(August 9, 2014) – The American Concrete Pavement Association (ACPA) acknowledges the work and efforts of the President and Congress in taking action on the Highway Trust Fund and the extension of the current highway and public transportation programs.
The President has signed into law a short-term measure that will transfer nearly $11 billion into the Highway Trust Fund and extend the HTF and extend the highway and transit programs from September 30 until May 31, 2015.
Although this, the fifth and latest temporary trust fund “patch” in seven years comes as a relief to the transportation-construction industry, ACPA continues to emphasize the need for longer-term solutions to meet the needs of the nation’s federal-aid highway system.
The actions of the President, as well as the U.S. Senate and House of Representatives, staved off depletion of the Highway Trust Fund and allowed the programs to continue at current levels. Failure to take action, particularly on the HTF, would have required the U.S. Transportation Department to cut to funding for highway construction, rehabilitation, and preservation projects.
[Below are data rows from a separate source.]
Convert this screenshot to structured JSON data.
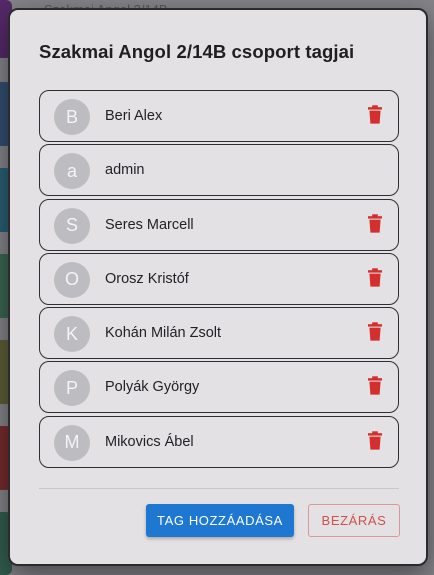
{
  "background": {
    "top_text": "Szakmai Angol 2/14B",
    "strip_colors": [
      "#7a2a9a",
      "#3b6fa8",
      "#2a8fae",
      "#4a9a70",
      "#8a8a40",
      "#b8302c",
      "#3a8a68"
    ]
  },
  "dialog": {
    "title": "Szakmai Angol 2/14B csoport tagjai",
    "members": [
      {
        "initial": "B",
        "name": "Beri Alex",
        "deletable": true
      },
      {
        "initial": "a",
        "name": "admin",
        "deletable": false
      },
      {
        "initial": "S",
        "name": "Seres Marcell",
        "deletable": true
      },
      {
        "initial": "O",
        "name": "Orosz Kristóf",
        "deletable": true
      },
      {
        "initial": "K",
        "name": "Kohán Milán Zsolt",
        "deletable": true
      },
      {
        "initial": "P",
        "name": "Polyák György",
        "deletable": true
      },
      {
        "initial": "M",
        "name": "Mikovics Ábel",
        "deletable": true
      }
    ],
    "delete_icon": "trash-icon",
    "add_button_label": "TAG HOZZÁADÁSA",
    "close_button_label": "BEZÁRÁS"
  },
  "colors": {
    "primary": "#1e78d2",
    "danger": "#d32f2f",
    "avatar_bg": "#bdbcc0",
    "dialog_bg": "#e3e1e3"
  }
}
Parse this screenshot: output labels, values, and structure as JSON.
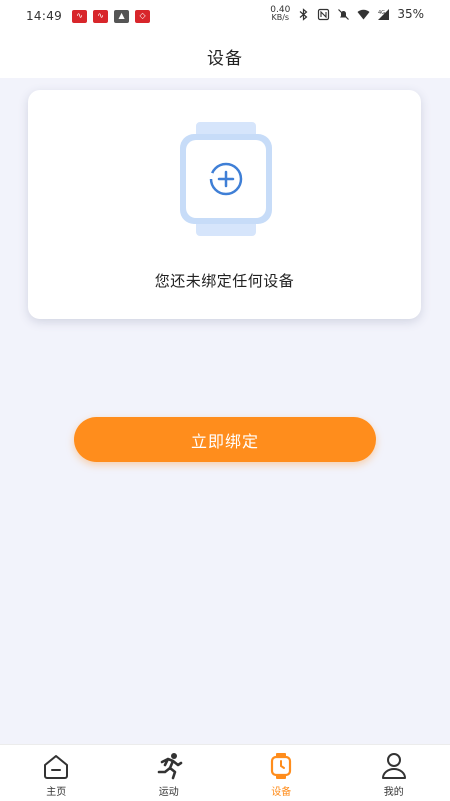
{
  "status_bar": {
    "time": "14:49",
    "net_speed_value": "0.40",
    "net_speed_unit": "KB/s",
    "network_type": "4G",
    "battery": "35%",
    "notification_icons": [
      "app-notification-icon",
      "app-notification-icon",
      "image-notification-icon",
      "app-notification-icon"
    ]
  },
  "header": {
    "title": "设备"
  },
  "device_card": {
    "empty_text": "您还未绑定任何设备",
    "icon": "watch-add-icon"
  },
  "bind_button": {
    "label": "立即绑定"
  },
  "tabs": [
    {
      "label": "主页",
      "icon": "home-icon",
      "active": false
    },
    {
      "label": "运动",
      "icon": "running-icon",
      "active": false
    },
    {
      "label": "设备",
      "icon": "watch-icon",
      "active": true
    },
    {
      "label": "我的",
      "icon": "user-icon",
      "active": false
    }
  ],
  "colors": {
    "accent": "#ff8d1c",
    "watch_blue": "#aac8f2",
    "background": "#f2f3fb"
  }
}
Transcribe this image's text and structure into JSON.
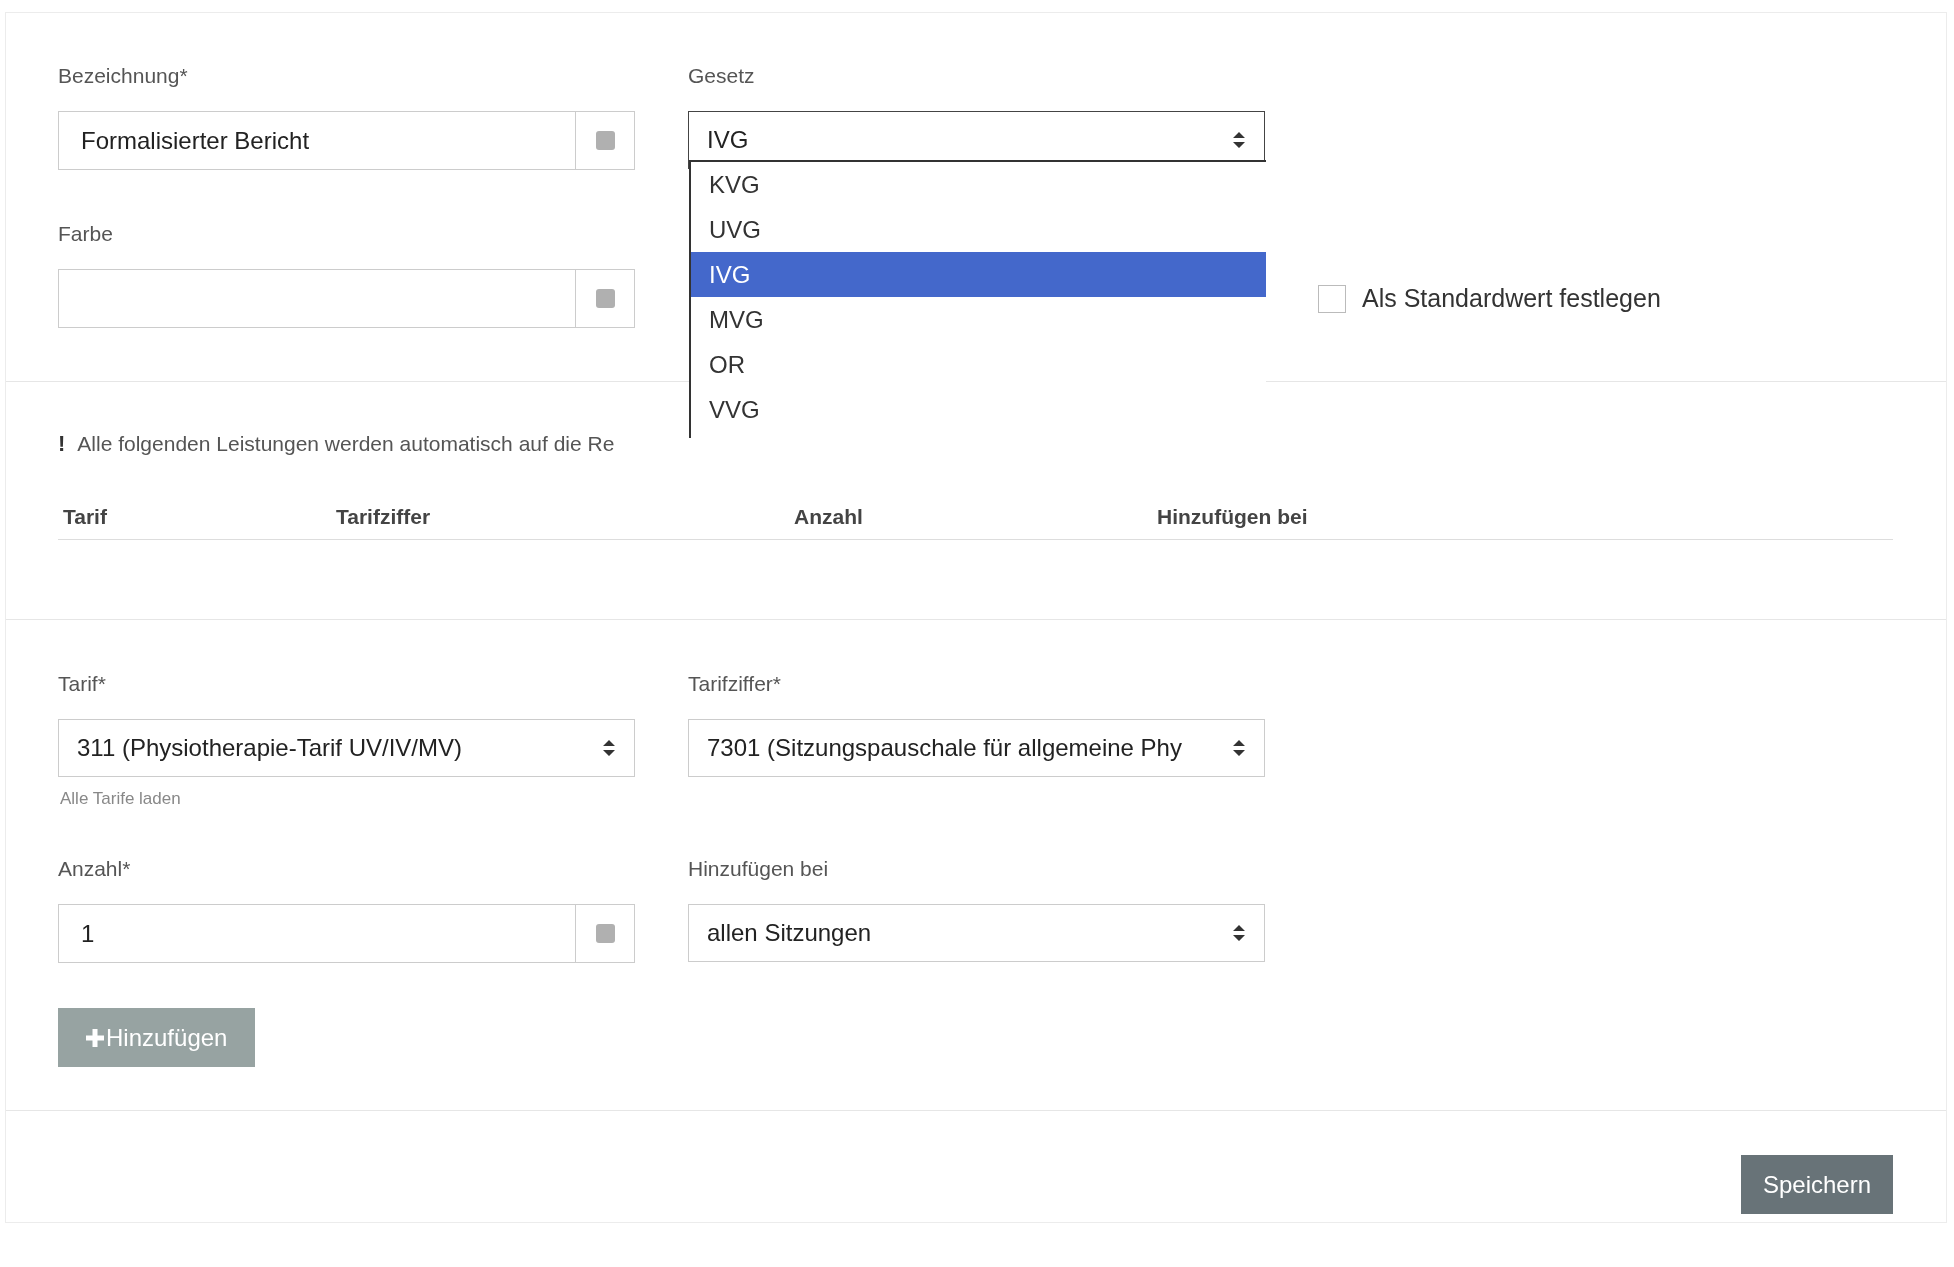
{
  "bezeichnung": {
    "label": "Bezeichnung*",
    "value": "Formalisierter Bericht"
  },
  "gesetz": {
    "label": "Gesetz",
    "value": "IVG",
    "expanded": true,
    "options": [
      {
        "label": "KVG",
        "selected": false
      },
      {
        "label": "UVG",
        "selected": false
      },
      {
        "label": "IVG",
        "selected": true
      },
      {
        "label": "MVG",
        "selected": false
      },
      {
        "label": "OR",
        "selected": false
      },
      {
        "label": "VVG",
        "selected": false
      }
    ]
  },
  "farbe": {
    "label": "Farbe"
  },
  "default_checkbox": {
    "label": "Als Standardwert festlegen",
    "checked": false
  },
  "notice": {
    "icon": "!",
    "text": "Alle folgenden Leistungen werden automatisch auf die Re"
  },
  "table": {
    "columns": [
      "Tarif",
      "Tarifziffer",
      "Anzahl",
      "Hinzufügen bei"
    ]
  },
  "tarif": {
    "label": "Tarif*",
    "value": "311 (Physiotherapie-Tarif UV/IV/MV)",
    "link": "Alle Tarife laden"
  },
  "tarifziffer": {
    "label": "Tarifziffer*",
    "value": "7301 (Sitzungspauschale für allgemeine Phy"
  },
  "anzahl": {
    "label": "Anzahl*",
    "value": "1"
  },
  "hinzufuegen_bei": {
    "label": "Hinzufügen bei",
    "value": "allen Sitzungen"
  },
  "add_button": {
    "label": "Hinzufügen"
  },
  "save_button": {
    "label": "Speichern"
  }
}
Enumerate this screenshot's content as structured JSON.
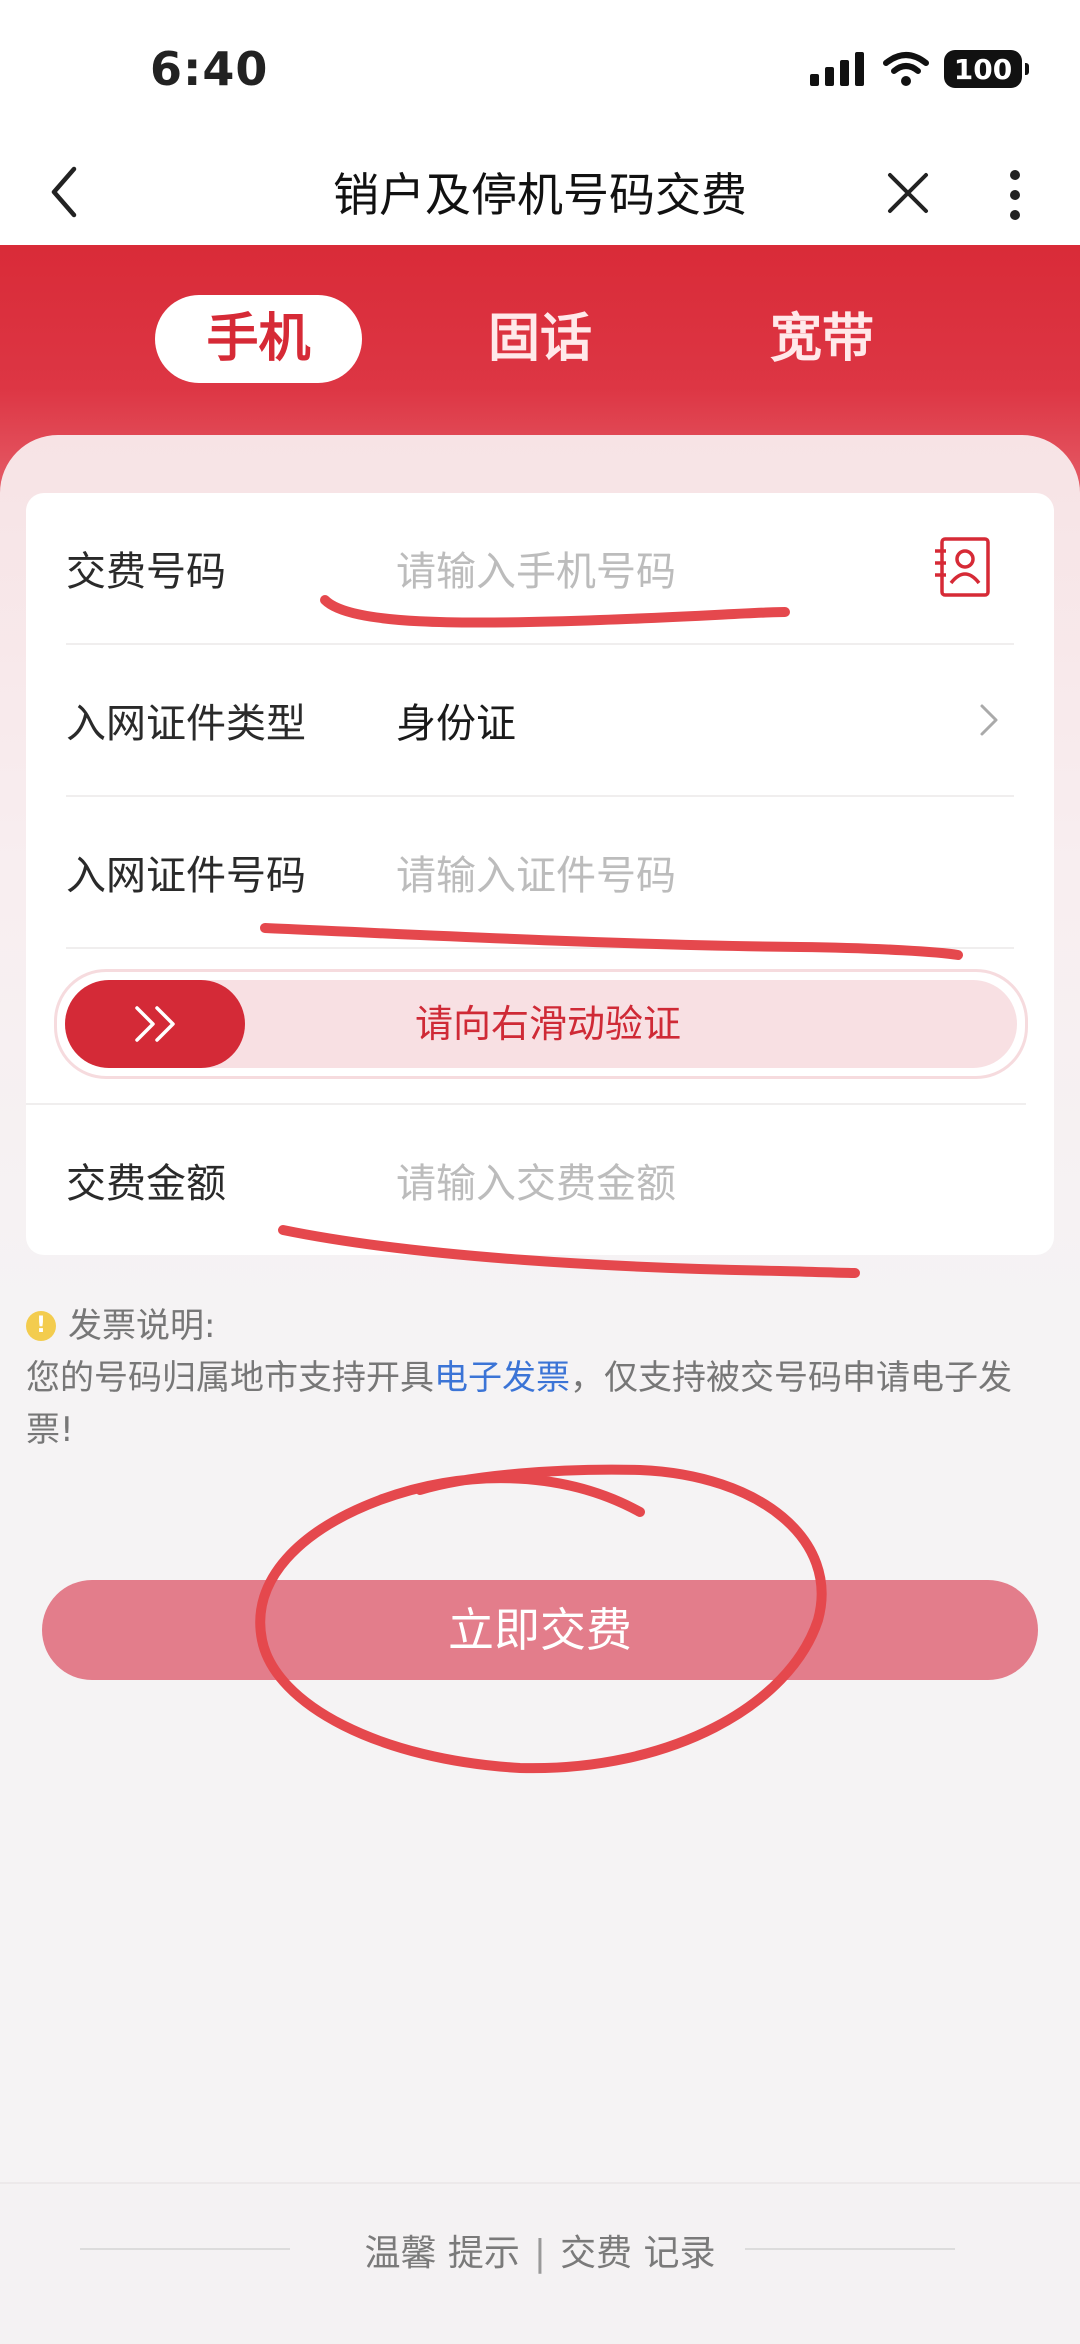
{
  "status_bar": {
    "time": "6:40",
    "battery": "100"
  },
  "nav": {
    "title": "销户及停机号码交费"
  },
  "tabs": [
    {
      "label": "手机",
      "active": true
    },
    {
      "label": "固话",
      "active": false
    },
    {
      "label": "宽带",
      "active": false
    }
  ],
  "form": {
    "phone": {
      "label": "交费号码",
      "placeholder": "请输入手机号码"
    },
    "id_type": {
      "label": "入网证件类型",
      "value": "身份证"
    },
    "id_number": {
      "label": "入网证件号码",
      "placeholder": "请输入证件号码"
    },
    "slider": {
      "text": "请向右滑动验证"
    },
    "amount": {
      "label": "交费金额",
      "placeholder": "请输入交费金额"
    }
  },
  "notice": {
    "title": "发票说明:",
    "text_before": "您的号码归属地市支持开具",
    "link": "电子发票",
    "text_after": "，仅支持被交号码申请电子发票!"
  },
  "pay_button": {
    "label": "立即交费"
  },
  "footer": {
    "tip": "温馨 提示",
    "divider": "|",
    "records": "交费 记录"
  },
  "colors": {
    "primary": "#d62a36",
    "annotation": "#e5484d",
    "link": "#3b74d6"
  }
}
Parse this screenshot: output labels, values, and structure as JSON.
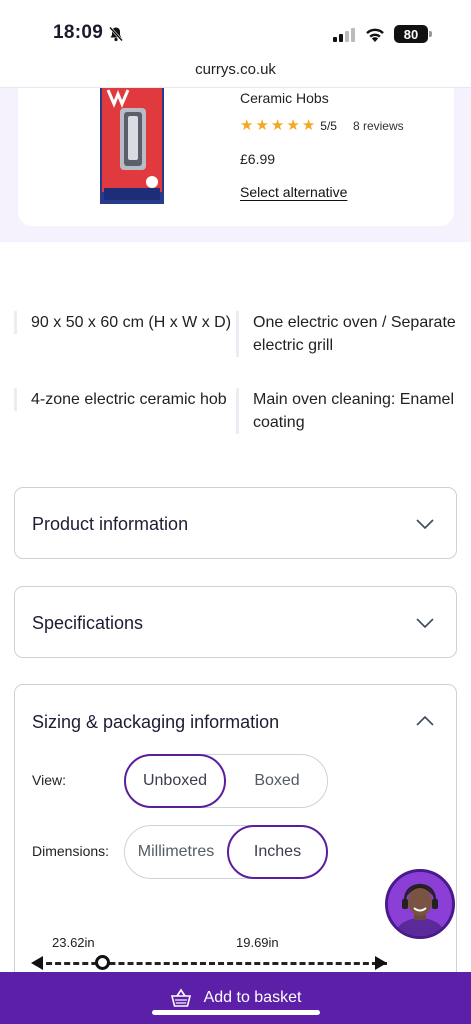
{
  "status_bar": {
    "time": "18:09",
    "battery": "80"
  },
  "browser": {
    "url": "currys.co.uk"
  },
  "alternative_product": {
    "title": "Ceramic Hobs",
    "rating_value": 5,
    "rating_text": "5/5",
    "reviews": "8 reviews",
    "price": "£6.99",
    "select_label": "Select alternative"
  },
  "features": [
    "90 x 50 x 60 cm (H x W x D)",
    "One electric oven / Separate electric grill",
    "4-zone electric ceramic hob",
    "Main oven cleaning: Enamel coating"
  ],
  "accordions": {
    "product_info": "Product information",
    "specifications": "Specifications",
    "sizing": "Sizing & packaging information"
  },
  "sizing": {
    "view_label": "View:",
    "view_options": [
      "Unboxed",
      "Boxed"
    ],
    "view_selected": "Unboxed",
    "dimensions_label": "Dimensions:",
    "dimension_options": [
      "Millimetres",
      "Inches"
    ],
    "dimension_selected": "Inches",
    "depth_value": "23.62in",
    "width_value": "19.69in"
  },
  "basket": {
    "label": "Add to basket"
  },
  "colors": {
    "brand_purple": "#5c1fa8",
    "star": "#f5a623",
    "section_bg": "#f6f2fd"
  }
}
Failure to act also would have put 700,000 jobs at risk, according to the Administration.
“Although this measure avoids drastic cuts that would have adversely affected our industry, state agencies/owners, and others in the transportation-construction community, we remain very concerned about finding long-term solutions to address the Highway Trust Fund (HTF) issue and the critical needs of our nation’s highways,” said Gerald F. Voigt, P.E., ACPA President & CEO. “We urge Congress and the Administration to work on addressing the HTF situation, as well as to support long term legislation that allows companies to invest in the future and agencies to adequately plan for the current and future needs of our highways.
“Along with our other partners in the Highway Materials Group, we remain committed to a six-year surface transportation authorization to stabilize and grow the Highway Trust Fund, as well as the four reauthorization principles that have been circulated to all Members of Congress.”
These principles include:
- Increased investments needed to maintain and expand the highway system essential to meet the competitive demands of the global economy;
- Fulfillment of the Constitutional responsibility as provided in Article 1, Section 8 to “establish Post Offices and post Roads,” which are the precursor of the National Highway System;
- Retention of the user-fee based system that ensures all users of the highway system contribute toward its construction, maintenance and rehabilitation; and,
- No more delays, which only makes the investments necessary to highways, roads, and bridges, more difficult and expensive.
Voigt explained that more than a decade’s worth of short-term legislation and temporary fixes to the Highway Trust Fund have impeded the ability of many state agencies and private companies to make capital investments, to plan ahead, and to invest in the technologies necessary to remain competitive in the marketplace.
“Although the industry and agencies have adapted to austere budgets and anemic funding levels, the familiar guidance of ‘doing more with less’ has meant stagnation, lingering high unemployment, and an overall weakening of the highway and heavy construction industry, not to mention weakening our infrastructure. Agencies have been increasingly forced to cover up real problems, instead of fixing them properly. This is analogous to putting a paint job on rotten wooden siding,” he says.